Job title: Postdoctoral Training Fellow
Location: The Francis Crick Institute, Midland Road, London
Contract: Fixed-term (4 years), full time
Salary: Competitive with benefits, subject to skills and experience
Vacancy ID: 9045
A postdoctoral research post is available in the laboratory of Dimitrios Anastasiou. We are looking for a highly motivated researcher to investigate the mechanisms and functions of host metabolic reprograming in the development of liver cancer. This project will use mouse models of hepatocellular carcinoma to identify tumour-induced signals that cause systemic metabolic changes, and validate them as potential therapeutic targets. The project will build upon our previous and ongoing work that has identified candidate pathways, from cancer and immune cells, that may reprogram host metabolism. The successful candidate will disrupt these pathways, by genetics and pharmacological means, and will assess their impact on whole-body metabolism and tumour development using advanced metabolomics and in vivo metabolic imaging methods. For more information about the lab’s broader research, please visit https://www.crick.ac.uk/research/labs/dimitrios-anastasiou
The successful applicant will have good communication and organisational skills and a PhD in a relevant area (or be in the final stages of completion).
Human liver cancer cases are projected to increase significantly in the near future, however, there is a paucity in effective therapies. Among its broader investigations in cancer metabolism, Dr. Anastasiou’s lab aims to identify new therapeutic avenues for the treatment and prevention of liver cancer. Towards this goal, we are using mouse models of hepatocellular carcinoma with a focus on understanding how metabolic changes in the tumour and the host contribute to tumorigenesis. In recent unpublished work, we have shown that mice with hepatocellular carcinoma exhibit systemic metabolic changes that are similar to those found in human patients. We have uncovered evidence that these changes are driven both directly by tumours and indirectly by hepatic non-parenchymal cells. In this context, the successful candidate will lead an independent project that complements ongoing work in the lab to (i) identify the signals from cancer and immune cells that drive whole-body metabolic reprogramming, and (ii) assess the effects of host metabolic reprogramming on tumorigenesis.

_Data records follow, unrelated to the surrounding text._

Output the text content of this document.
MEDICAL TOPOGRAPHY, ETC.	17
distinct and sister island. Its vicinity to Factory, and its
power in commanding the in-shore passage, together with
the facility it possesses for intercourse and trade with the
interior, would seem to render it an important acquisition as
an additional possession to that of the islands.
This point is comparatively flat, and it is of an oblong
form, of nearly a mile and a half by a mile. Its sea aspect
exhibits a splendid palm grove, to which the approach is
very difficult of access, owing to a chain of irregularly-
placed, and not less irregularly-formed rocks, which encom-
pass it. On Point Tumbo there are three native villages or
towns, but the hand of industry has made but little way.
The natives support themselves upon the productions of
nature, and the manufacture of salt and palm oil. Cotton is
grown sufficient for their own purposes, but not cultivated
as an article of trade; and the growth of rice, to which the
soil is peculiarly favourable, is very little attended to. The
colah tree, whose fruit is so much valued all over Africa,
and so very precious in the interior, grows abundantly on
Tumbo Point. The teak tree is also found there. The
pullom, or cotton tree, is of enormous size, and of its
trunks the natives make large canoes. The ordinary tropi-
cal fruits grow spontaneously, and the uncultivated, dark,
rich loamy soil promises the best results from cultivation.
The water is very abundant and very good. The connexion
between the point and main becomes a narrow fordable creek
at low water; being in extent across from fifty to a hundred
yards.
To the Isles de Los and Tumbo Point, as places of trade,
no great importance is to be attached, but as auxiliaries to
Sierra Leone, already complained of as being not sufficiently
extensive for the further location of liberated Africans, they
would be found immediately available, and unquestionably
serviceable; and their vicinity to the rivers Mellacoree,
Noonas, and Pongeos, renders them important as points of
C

The successful candidate will use genetic engineering to knockout candidate genes (discovered from our past work) in mice, or in primary cultured cells. He/she will then assess the effects of these knockouts on hepatic function using stable isotope tracers and in vivo magnetic resonance spectroscopy (MRS) or ex vivo mass spectrometry and NMR-based metabolomics. Depending on expertise and scientific interests of the post holder, some of the specific aims could include, but are not be limited to:
- Elucidating the cell-autonomous mechanisms that regulate glucose metabolism in the liver during cancer development
- Investigating the role of immune cell metabolism in liver functions
- Using proteomics and metabolomics to discover new pathways that induce host tissue reprogramming in liver cancer
In addition to common laboratory methods (cloning, tissue culture, western blotting), candidates should have hands-on experience in mouse cancer models, or culture and genetic engineering (CRISPR/Cas9, lenti-retroviral transduction) of primary cells. Experience with metabolomics, transcriptomics and quantitative data analysis methods using basic computer programming is desirable but not essential.

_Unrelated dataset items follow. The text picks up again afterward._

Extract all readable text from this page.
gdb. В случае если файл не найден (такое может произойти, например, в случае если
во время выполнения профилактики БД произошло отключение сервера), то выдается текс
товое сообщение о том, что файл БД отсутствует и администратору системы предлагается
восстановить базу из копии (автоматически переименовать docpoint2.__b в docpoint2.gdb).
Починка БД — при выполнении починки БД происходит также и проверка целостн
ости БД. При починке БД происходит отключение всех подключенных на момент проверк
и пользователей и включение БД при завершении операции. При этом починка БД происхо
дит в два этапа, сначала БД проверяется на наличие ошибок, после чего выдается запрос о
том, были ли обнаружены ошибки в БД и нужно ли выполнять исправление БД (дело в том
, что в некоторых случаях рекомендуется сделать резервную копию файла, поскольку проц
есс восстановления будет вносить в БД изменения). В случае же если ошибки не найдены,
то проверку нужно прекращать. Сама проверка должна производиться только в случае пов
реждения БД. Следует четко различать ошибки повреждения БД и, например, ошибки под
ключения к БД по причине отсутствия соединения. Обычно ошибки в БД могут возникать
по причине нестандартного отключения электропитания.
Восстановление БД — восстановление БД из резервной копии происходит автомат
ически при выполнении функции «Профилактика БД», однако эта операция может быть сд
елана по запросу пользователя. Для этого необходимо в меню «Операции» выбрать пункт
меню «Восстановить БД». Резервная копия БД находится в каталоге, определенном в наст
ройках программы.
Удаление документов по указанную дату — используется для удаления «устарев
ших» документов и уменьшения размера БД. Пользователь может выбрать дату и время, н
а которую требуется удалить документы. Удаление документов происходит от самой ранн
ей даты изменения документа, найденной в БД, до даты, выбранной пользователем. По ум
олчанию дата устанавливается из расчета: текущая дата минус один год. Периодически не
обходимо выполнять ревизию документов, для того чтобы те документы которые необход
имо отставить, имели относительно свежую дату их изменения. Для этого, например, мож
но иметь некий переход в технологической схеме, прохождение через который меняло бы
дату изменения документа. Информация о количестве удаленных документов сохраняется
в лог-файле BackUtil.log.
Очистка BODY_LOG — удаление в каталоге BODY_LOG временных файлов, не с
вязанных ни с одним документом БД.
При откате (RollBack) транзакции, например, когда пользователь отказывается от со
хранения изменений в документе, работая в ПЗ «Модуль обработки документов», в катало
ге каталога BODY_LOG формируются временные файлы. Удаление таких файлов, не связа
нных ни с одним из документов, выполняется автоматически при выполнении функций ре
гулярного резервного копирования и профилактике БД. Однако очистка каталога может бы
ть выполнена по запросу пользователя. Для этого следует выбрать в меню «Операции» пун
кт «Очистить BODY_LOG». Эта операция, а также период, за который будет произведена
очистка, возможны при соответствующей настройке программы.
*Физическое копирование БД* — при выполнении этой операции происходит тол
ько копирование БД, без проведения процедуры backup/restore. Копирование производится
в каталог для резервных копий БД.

The Francis Crick Institute is a biomedical discovery institute dedicated to understanding the fundamental biology underlying health and disease. Its work is helping to understand why disease develops and to translate discoveries into new ways to prevent, diagnose and treat illnesses such as cancer, heart disease, stroke, infections, and neurodegenerative diseases. An independent organisation, its founding partners are the Medical Research Council (MRC), Cancer Research UK, Wellcome, UCL (University College London), Imperial College London and King’s College London.

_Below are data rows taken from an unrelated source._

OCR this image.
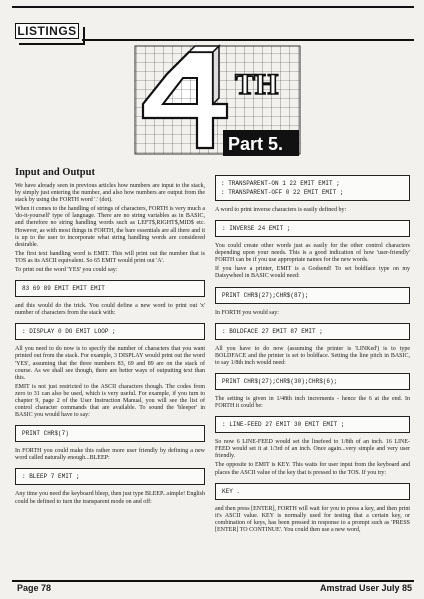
LISTINGS
TH
Part 5.
Input and Output

We have already seen in previous articles how numbers are input to the stack, by simply just entering the number, and also how numbers are output from the stack by using the FORTH word '.' (dot).

When it comes to the handling of strings of characters, FORTH is very much a 'do-it-yourself' type of language. There are no string variables as in BASIC, and therefore no string handling words such as LEFT$,RIGHT$,MID$ etc. However, as with most things in FORTH, the bare essentials are all there and it is up to the user to incorporate what string handling words are considered desirable.

The first text handling word is EMIT. This will print out the number that is TOS as its ASCII equivalent. So 65 EMIT would print out 'A'.

To print out the word 'YES' you could say:

83 69 89 EMIT EMIT EMIT

and this would do the trick. You could define a new word to print out 'x' number of characters from the stack with:

: DISPLAY 0 DO EMIT LOOP ;

All you need to do now is to specify the number of characters that you want printed out from the stack. For example, 3 DISPLAY would print out the word 'YES', assuming that the three numbers 83, 69 and 89 are on the stack of course. As we shall see though, there are better ways of outputting text than this.

EMIT is not just restricted to the ASCII characters though. The codes from zero to 31 can also be used, which is very useful. For example, if you turn to chapter 9, page 2 of the User Instruction Manual, you will see the list of control character commands that are available. To sound the 'bleeper' in BASIC you would have to say:

PRINT CHR$(7)

In FORTH you could make this rather more user friendly by defining a new word called naturally enough...BLEEP:

: BLEEP 7 EMIT ;

Any time you need the keyboard bleep, then just type BLEEP...simple! English could be defined to turn the transparent mode on and off:

: TRANSPARENT-ON 1 22 EMIT EMIT ;
: TRANSPARENT-OFF 0 22 EMIT EMIT ;

A word to print inverse characters is easily defined by:

: INVERSE 24 EMIT ;

You could create other words just as easily for the other control characters depending upon your needs. This is a good indication of how 'user-friendly' FORTH can be if you use appropriate names for the new words.

If you have a printer, EMIT is a Godsend! To set boldface type on my Daisywheel in BASIC would need:

PRINT CHR$(27);CHR$(87);

In FORTH you would say:

: BOLDFACE 27 EMIT 87 EMIT ;

All you have to do now (assuming the printer is 'LINKed') is to type BOLDFACE and the printer is set to boldface. Setting the line pitch in BASIC, to say 1/8th inch would need:

PRINT CHR$(27);CHR$(30);CHR$(6);

The setting is given in 1/48th inch increments - hence the 6 at the end. In FORTH it could be:

: LINE-FEED 27 EMIT 30 EMIT EMIT ;

So now 6 LINE-FEED would set the linefeed to 1/8th of an inch. 16 LINE-FEED would set it at 1/3rd of an inch. Once again...very simple and very user friendly.

The opposite to EMIT is KEY. This waits for user input from the keyboard and places the ASCII value of the key that is pressed to the TOS. If you try:

KEY .

and then press [ENTER], FORTH will wait for you to press a key, and then print it's ASCII value. KEY is normally used for testing that a certain key, or combination of keys, has been pressed in response to a prompt such as 'PRESS [ENTER] TO CONTINUE'. You could then use a new word,

Page 78	Amstrad User July 85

The Crick was formed in 2015, and in 2016 it moved into a new state-of-the-art building in central London which brings together 1500 scientists and support staff working collaboratively across disciplines, making it the biggest biomedical research facility under in one building in Europe.
The Francis Crick Institute will be world-class with a strong national role. Its distinctive vision for excellence includes commitments to collaboration; developing emerging talent and exporting it the rest of the UK; public engagement; and helping turn discoveries into treatments as quickly as possible to improve lives and strengthen the economy.
- If you are interested in applying for this role, please apply via https://goo.gl/3kUMb1
- The closing date for applications is 30 November 2018 at 23:30.
- All offers of employment are subject to successful security screening and continuous eligibility to work in the United Kingdom.